А с внешней стороны… С внешней стороны за лёгким прутиком ограждения лежала степь! Пустая, голая степь до самого горизонта. Вернее, до того места, где горизонт терялся в дымке.
Сильное это было зрелище! Сильное даже для человека, в общем довольно привычного к тому, как выглядит Земля сверху. Но здесь она смотрелась совсем иначе, чем с летящего самолёта. Наверное, сказывалась неподвижность наблюдателя. А может быть, что-нибудь ещё. Не знаю… Знаю только, что и в дальнейшем каждый раз, когда я оказывался на верхней площадке ферм обслуживания (к сожалению, это бывало гораздо реже, чем хотелось бы), во мне неизменно возникало острое ощущение бескрайности лежащей подо мной степи. Созданное природой и созданное руками человека стоили здесь друг друга.
В этот свой первый приезд на космодром я все время ощущал некоторый внутренний дискомфорт от непривычного для меня положения, деликатно говоря, наблюдателя (а если не деликатно, то, пожалуй, скорее, чего-то вроде экскурсанта). Я, конечно, понимал, что без досконального знания как техники, так и всех порядков, установившихся на космодроме, невозможно достаточно точно представить себе, что и как предстоит делать в последние предстартовые часы и минуты космонавту. И в этом смысле моё пребывание здесь было работой… Но работой очень уж для меня непривычной: как выражаются радисты, только «на приём» — не «на передачу».
Отвлекаясь несколько в сторону, хочу заметить, что в такой непривычной для меня позиции наблюдателя и заключается, наверное, причина (или, во всяком случае, одна из причин) того, что эта книга даётся мне как-то иначе, в чем-то труднее, чем написанные ранее. В тех, более ранних, я рассказывал прежде всего о том, что видел и переживал сам, сидя за штурвалом самолёта, проходящего лётные испытания или участвующего в боевых действиях. Находиться более «в центре событий», получать все впечатления в большей степени «из первых рук», чем свои собственные, вряд ли возможно… А здесь, в делах космических, я находился близко, очень близко от этого самого центра событий, но все-таки вне его! Поэтому, написав, скажем, какие-то предельно невинные на первый взгляд слова, вроде «космонавт увидел», я каждый раз останавливаюсь. Останавливаюсь и принимаюсь проверять, точно ли он увидел именно то, что я пишу, а не что-нибудь другое. Расспрашиваю космонавта, вызываю к жизни авиационные аналогии, пускаюсь в умозрительные соображения… Словом, дотошно восстанавливаю многое, что в авиации просто знал.
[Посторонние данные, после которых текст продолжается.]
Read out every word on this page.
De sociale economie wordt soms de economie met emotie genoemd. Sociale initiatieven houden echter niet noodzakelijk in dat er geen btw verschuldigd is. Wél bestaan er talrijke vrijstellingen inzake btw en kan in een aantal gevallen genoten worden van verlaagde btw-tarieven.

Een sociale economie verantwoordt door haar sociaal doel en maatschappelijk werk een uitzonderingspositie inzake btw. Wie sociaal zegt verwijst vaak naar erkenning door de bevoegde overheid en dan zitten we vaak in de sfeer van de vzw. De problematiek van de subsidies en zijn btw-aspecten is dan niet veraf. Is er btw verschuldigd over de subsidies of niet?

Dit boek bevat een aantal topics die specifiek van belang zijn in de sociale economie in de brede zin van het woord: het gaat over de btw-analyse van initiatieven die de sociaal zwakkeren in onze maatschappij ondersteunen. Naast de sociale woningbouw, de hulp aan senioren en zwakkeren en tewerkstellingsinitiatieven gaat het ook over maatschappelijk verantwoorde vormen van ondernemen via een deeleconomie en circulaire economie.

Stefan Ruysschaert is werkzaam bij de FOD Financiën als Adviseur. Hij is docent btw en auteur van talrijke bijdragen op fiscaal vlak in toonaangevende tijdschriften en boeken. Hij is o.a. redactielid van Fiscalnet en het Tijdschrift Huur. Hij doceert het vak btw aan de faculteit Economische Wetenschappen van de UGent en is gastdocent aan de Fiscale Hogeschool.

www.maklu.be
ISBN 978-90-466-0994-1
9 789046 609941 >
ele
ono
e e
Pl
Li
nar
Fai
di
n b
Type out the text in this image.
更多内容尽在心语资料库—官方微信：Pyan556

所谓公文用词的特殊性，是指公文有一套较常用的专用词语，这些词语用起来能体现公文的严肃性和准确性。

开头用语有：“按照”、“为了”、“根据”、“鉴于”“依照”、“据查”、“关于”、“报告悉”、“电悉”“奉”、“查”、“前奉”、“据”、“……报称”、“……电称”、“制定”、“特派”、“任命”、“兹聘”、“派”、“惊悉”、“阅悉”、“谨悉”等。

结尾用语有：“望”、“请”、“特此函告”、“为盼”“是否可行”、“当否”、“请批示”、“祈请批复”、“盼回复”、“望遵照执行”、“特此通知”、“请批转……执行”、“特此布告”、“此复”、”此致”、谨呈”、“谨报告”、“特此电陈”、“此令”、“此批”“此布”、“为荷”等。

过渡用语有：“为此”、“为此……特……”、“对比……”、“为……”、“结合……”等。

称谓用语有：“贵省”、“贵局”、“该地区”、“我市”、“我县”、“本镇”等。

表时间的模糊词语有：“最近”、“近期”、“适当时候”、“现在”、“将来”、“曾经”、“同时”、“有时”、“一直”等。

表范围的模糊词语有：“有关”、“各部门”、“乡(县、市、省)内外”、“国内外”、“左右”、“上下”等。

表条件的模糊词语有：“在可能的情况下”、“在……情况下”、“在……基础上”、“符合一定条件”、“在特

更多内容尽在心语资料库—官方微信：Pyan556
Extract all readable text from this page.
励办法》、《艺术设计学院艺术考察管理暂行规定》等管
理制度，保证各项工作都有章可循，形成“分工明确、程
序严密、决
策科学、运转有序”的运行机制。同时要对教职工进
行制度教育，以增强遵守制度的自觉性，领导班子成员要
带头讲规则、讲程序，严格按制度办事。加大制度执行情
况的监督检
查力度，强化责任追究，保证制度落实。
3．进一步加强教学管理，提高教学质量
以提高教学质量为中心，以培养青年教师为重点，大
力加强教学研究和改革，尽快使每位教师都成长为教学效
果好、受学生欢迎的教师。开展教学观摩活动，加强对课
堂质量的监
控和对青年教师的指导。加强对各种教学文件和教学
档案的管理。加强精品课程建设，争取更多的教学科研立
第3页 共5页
Да и, независимо от работы над книгой (о чем я тогда и не помышлял), своё положение если не совсем стороннего, то все же наблюдателя я на космодроме, пока шли запуски беспилотных кораблей, ощущал почти непрерывно. Ощущал с тем большей силой, что кругом люди работали с полной отдачей. Работали изо всех сил. Работали, что называется, на режиме форсажа!
Впрочем, работать иначе в те мартовские дни шестьдесят первого года было, наверное, уже невозможно. Вопрос о полёте человека в космос был в принципе решён, причём не только у нас.
— Надо нажимать! Американцы на пятки наступают, — сказал мне на космодроме один из инженеров королёвского КБ.
Это была правда: американская печать в тоне полной определённости уже сообщала о готовящихся пусках аппарата «Меркурий» с космонавтом — или, как говорили в США, астронавтом — на борту. Естественно, это не могло не действовать на всех участников дела примерно так же, как действует на бегуна дыхание соперника за спиной.
Правда, как вскоре выяснилось, в США предполагали начать с полётов не по настоящей космической орбите, а по так называемой баллистической кривой, то есть по такой же в принципе параболе, по какой летит брошенный наклонно вверх камень. Вся разница тут лишь в том, что камень, получив импульс от руки метателя, пролетит за несколько секунд расстояние в несколько десятков метров, а американский корабль «Меркурий» приземлится (точнее, приводнится, все американские баллистические и космические корабли при возвращении опускаются на поверхность океана) через четверть часа после старта и на расстоянии без малого пятисот километров от него.
Правомерно ли считать такой полет космическим?
На этот счёт было немало споров. Причём споров нельзя сказать чтобы очень академических: космические полёты, до начала проведения которых — это чувствовалось с полной определённостью — оставалось совсем немного времени, предстояло регистрировать в Международной федерации авиационного спорта (ФАИ) как рекордные, да и просто, независимо ни от каких рекордов, фиксировать как первые в истории человечества.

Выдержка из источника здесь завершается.